Dane Mitchell Your Memory of Rain Encased (UV Release) 2010. (installation view). UV-release encapsulated perfume, glass, silver nitrate, silicon, springs. Photo Bryan James
Dane Mitchell Landing the Sea 2010 / 2011 (installation view). Glass, sea spray, steel, silicon, C-type print. Courtesy the artist and Govett-Brewster Art Gallery. Photo Bryan James
Dane Mitchell Two Sides Coalesce 2010 / 2011 (installation view). Humidifier, de-humidifier, water, glass. Courtesy the artist and Govett-Brewster Art Gallery. Photo Bryan James
Engaging with the notion of the ‘vaporous’, a liminal state between matter and gas that teeters on invisibility, Mitchell is interested in transitional and ephemeral elements that waver amongst gas, liquid and solid forms. Vapour condenses into water and turns back into vapour in a perfect cycle; the gallery’s air humidity develops concrete forms.

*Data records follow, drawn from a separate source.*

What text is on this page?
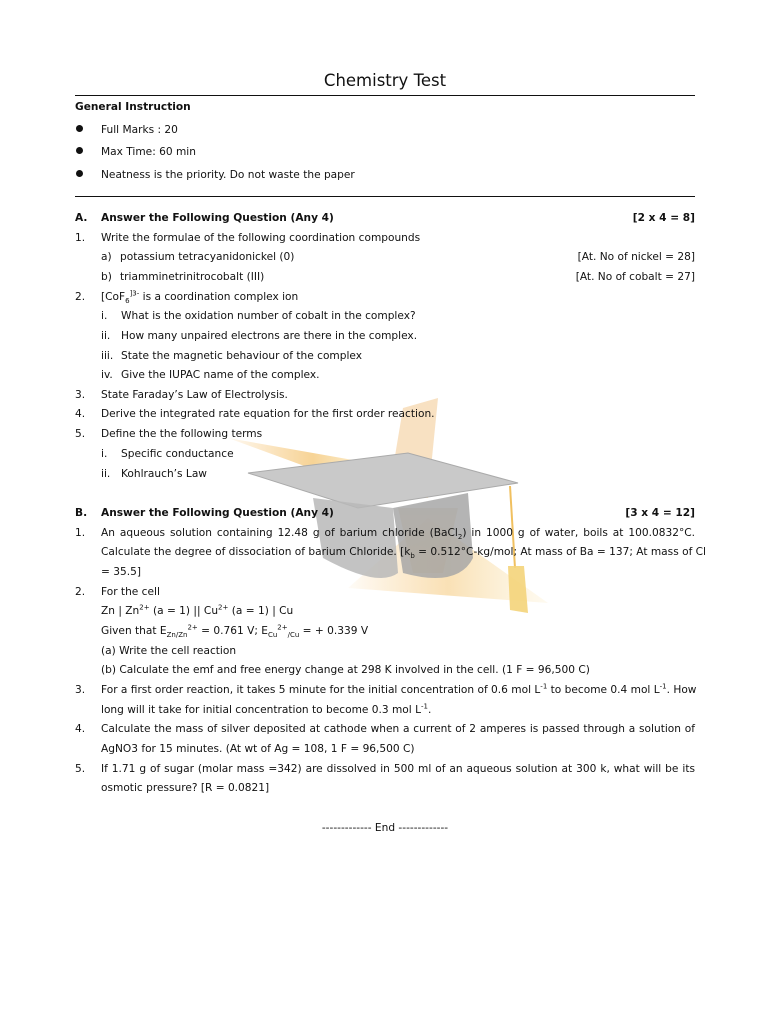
Chemistry Test
General Instruction
Full Marks : 20
Max Time: 60 min
Neatness is the priority. Do not waste the paper
A. Answer the Following Question (Any 4)	[2 x 4 = 8]
1. Write the formulae of the following coordination compounds
a) potassium tetracyanidonickel (0)	[At. No of nickel = 28]
b) triamminetrinitrocobalt (III)	[At. No of cobalt = 27]
2. [CoF$_6^{]3-}$ is a coordination complex ion
i. What is the oxidation number of cobalt in the complex?
ii. How many unpaired electrons are there in the complex.
iii. State the magnetic behaviour of the complex
iv. Give the IUPAC name of the complex.
3. State Faraday’s Law of Electrolysis.
4. Derive the integrated rate equation for the first order reaction.
5. Define the the following terms
i. Specific conductance
ii. Kohlrauch’s Law
B. Answer the Following Question (Any 4)	[3 x 4 = 12]
1. An aqueous solution containing 12.48 g of barium chloride (BaCl$_2$) in 1000 g of water, boils at 100.0832°C.
Calculate the degree of dissociation of barium Chloride. [$k_b = 0.512^\circ C-kg/mol$; At mass of Ba = 137; At mass of Cl
= 35.5]
2. For the cell
Zn | $Zn^{2+}$ (a = 1) || $Cu^{2+}$ (a = 1) | Cu
Given that $E_{Zn/Zn}^{2+} = 0.761$ V; $E_{Cu}^{2+}_{/Cu}$ = + 0.339 V
(a) Write the cell reaction
(b) Calculate the emf and free energy change at 298 K involved in the cell. (1 F = 96,500 C)
3. For a first order reaction, it takes 5 minute for the initial concentration of 0.6 mol $L^{-1}$ to become 0.4 mol $L^{-1}$. How
long will it take for initial concentration to become 0.3 mol $L^{-1}$.
4. Calculate the mass of silver deposited at cathode when a current of 2 amperes is passed through a solution of
AgNO3 for 15 minutes. (At wt of Ag = 108, 1 F = 96,500 C)
5. If 1.71 g of sugar (molar mass =342) are dissolved in 500 ml of an aqueous solution at 300 k, what will be its
osmotic pressure? [R = 0.0821]
------------- End -------------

Curated by Mercedes Vicente

Audio Dane Mitchell: tangible intangibles
Dane Mitchell interview on Radio NZ Saturday Morning, 30 April 2011.
Exploring ways of making the intangible tangible, Mitchell experiments with the sculptural possibilities of sea spray, perfume and vapour in their various states, and means of containing, diffusing and releasing these in the air. Perfume is encapsulated inside a silver nitrate-coated glass object in a similar way to fashion magazine perfume ads’ microscopic beads that release perfume on exposure to UV-light. Perfume is also diffused in the air through a hole in the wall or fills the space between glass planes. Mitchell delves into the possibilities of perfume to dwell on thresholds of the physical, the tangible and the dimensional.
Working with a glassblower in Wellington and a perfumer in Spain, Mitchell has developed for this exhibition a new synthetic scent, that of rain. In the past, Mitchell has exhibited or ‘performed’ scents such as that ‘of an empty room’ and ‘of a particular time and place’, or the forthcoming ‘the smell of it all’. These titles reveal how smell is subjective and reliant on language. He describes perfume as ‘a cognitive object, a thought object that takes shape in the brain’.
Radiant Matter Part 1 is the first of a series of three exhibitions that share similar conceptual and artistic concerns: Part 2 at Dunedin Public Art Gallery (May 2011) and Part 3 at Artspace, Auckland (July 2011).
The Taranaki Artist in Residency Programme is supported by Creative New Zealand and is a partnership with the Western Institute of Technology Taranaki (WITT).